Saturday, December 29, 2012

Panic attack.

So many of my feelings about other people have been dilutions of my hurt over E. But today is different. M was here for about 45 hours, and we spent the majority sleeping, cuddling, or fucking. It was amazing. We had really good conversations, including talking about other people we've dated, and about our potential future. He said the thought that keeps coming back is why did he go? He ran away from the ghosts here in Georgia, but that also meant running away from me. Why couldn't we be together? Why couldn't we give it a real shot, somewhere else, on our own terms? I thought out loud that we could do what we're doing, with a modified monogamy. Be in love, be committed, but not be monogamous in our separate states. But also not be looking for or building anything with other people. It sounds a little crazy, but I love him, and right now the thought of being with anyone else seems unpalatable and stupid. As I said it, I realized that being together would give me someone to lean on at a time when I need to learn to lean on myself.

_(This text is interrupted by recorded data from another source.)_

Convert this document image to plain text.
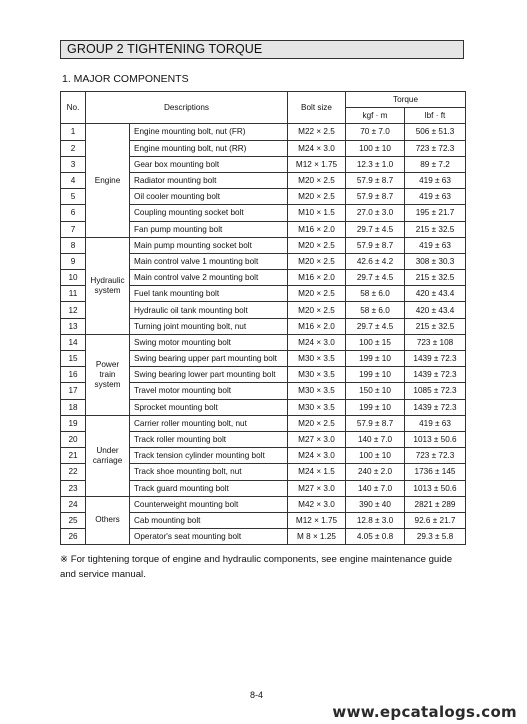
GROUP 2 TIGHTENING TORQUE
1. MAJOR COMPONENTS
No.	Descriptions		Bolt size	Torque	
				kgf · m	lbf · ft
1	Engine	Engine mounting bolt, nut (FR)	M22 × 2.5	70 ± 7.0	506 ± 51.3
2		Engine mounting bolt, nut (RR)	M24 × 3.0	100 ± 10	723 ± 72.3
3		Gear box mounting bolt	M12 × 1.75	12.3 ± 1.0	89 ± 7.2
4		Radiator mounting bolt	M20 × 2.5	57.9 ± 8.7	419 ± 63
5		Oil cooler mounting bolt	M20 × 2.5	57.9 ± 8.7	419 ± 63
6		Coupling mounting socket bolt	M10 × 1.5	27.0 ± 3.0	195 ± 21.7
7		Fan pump mounting bolt	M16 × 2.0	29.7 ± 4.5	215 ± 32.5
8	Hydraulic system	Main pump mounting socket bolt	M20 × 2.5	57.9 ± 8.7	419 ± 63
9		Main control valve 1 mounting bolt	M20 × 2.5	42.6 ± 4.2	308 ± 30.3
10		Main control valve 2 mounting bolt	M16 × 2.0	29.7 ± 4.5	215 ± 32.5
11		Fuel tank mounting bolt	M20 × 2.5	58 ± 6.0	420 ± 43.4
12		Hydraulic oil tank mounting bolt	M20 × 2.5	58 ± 6.0	420 ± 43.4
13		Turning joint mounting bolt, nut	M16 × 2.0	29.7 ± 4.5	215 ± 32.5
14	Power train system	Swing motor mounting bolt	M24 × 3.0	100 ± 15	723 ± 108
15		Swing bearing upper part mounting bolt	M30 × 3.5	199 ± 10	1439 ± 72.3
16		Swing bearing lower part mounting bolt	M30 × 3.5	199 ± 10	1439 ± 72.3
17		Travel motor mounting bolt	M30 × 3.5	150 ± 10	1085 ± 72.3
18		Sprocket mounting bolt	M30 × 3.5	199 ± 10	1439 ± 72.3
19	Under carriage	Carrier roller mounting bolt, nut	M20 × 2.5	57.9 ± 8.7	419 ± 63
20		Track roller mounting bolt	M27 × 3.0	140 ± 7.0	1013 ± 50.6
21		Track tension cylinder mounting bolt	M24 × 3.0	100 ± 10	723 ± 72.3
22		Track shoe mounting bolt, nut	M24 × 1.5	240 ± 2.0	1736 ± 145
23		Track guard mounting bolt	M27 × 3.0	140 ± 7.0	1013 ± 50.6
24	Others	Counterweight mounting bolt	M42 × 3.0	390 ± 40	2821 ± 289
25		Cab mounting bolt	M12 × 1.75	12.8 ± 3.0	92.6 ± 21.7
26		Operator's seat mounting bolt	M 8 × 1.25	4.05 ± 0.8	29.3 ± 5.8
※ For tightening torque of engine and hydraulic components, see engine maintenance guide and service manual.
8-4
www.epcatalogs.com
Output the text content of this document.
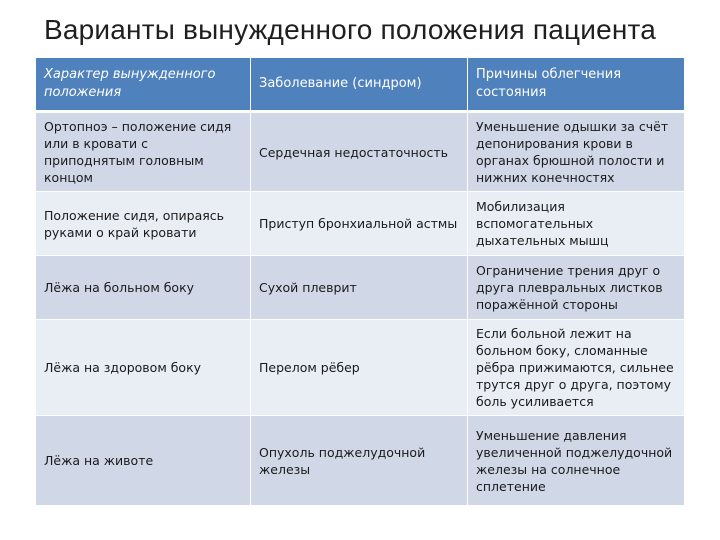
Варианты вынужденного положения пациента
Характер вынужденного положения	Заболевание (синдром)	Причины облегчения состояния
Ортопноэ – положение сидя или в кровати с приподнятым головным концом	Сердечная недостаточность	Уменьшение одышки за счёт депонирования крови в органах брюшной полости и нижних конечностях
Положение сидя, опираясь руками о край кровати	Приступ бронхиальной астмы	Мобилизация вспомогательных дыхательных мышц
Лёжа на больном боку	Сухой плеврит	Ограничение трения друг о друга плевральных листков поражённой стороны
Лёжа на здоровом боку	Перелом рёбер	Если больной лежит на больном боку, сломанные рёбра прижимаются, сильнее трутся друг о друга, поэтому боль усиливается
Лёжа на животе	Опухоль поджелудочной железы	Уменьшение давления увеличенной поджелудочной железы на солнечное сплетение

I think maybe this will fade in a few days, once I get back to my normal life and he and I stabilize again. But right now, I cannot fathom being with anyone else, or living in a place without him. What the fuck am I doing in Athens? I have friends that I like a lot, but none of my soulmates are here. At the moment most of them are in DC waiting for me. What if M is the love of my life and I'm just sitting here because I've got a pretty house and don't especially like the desert? What the fuck am I doing?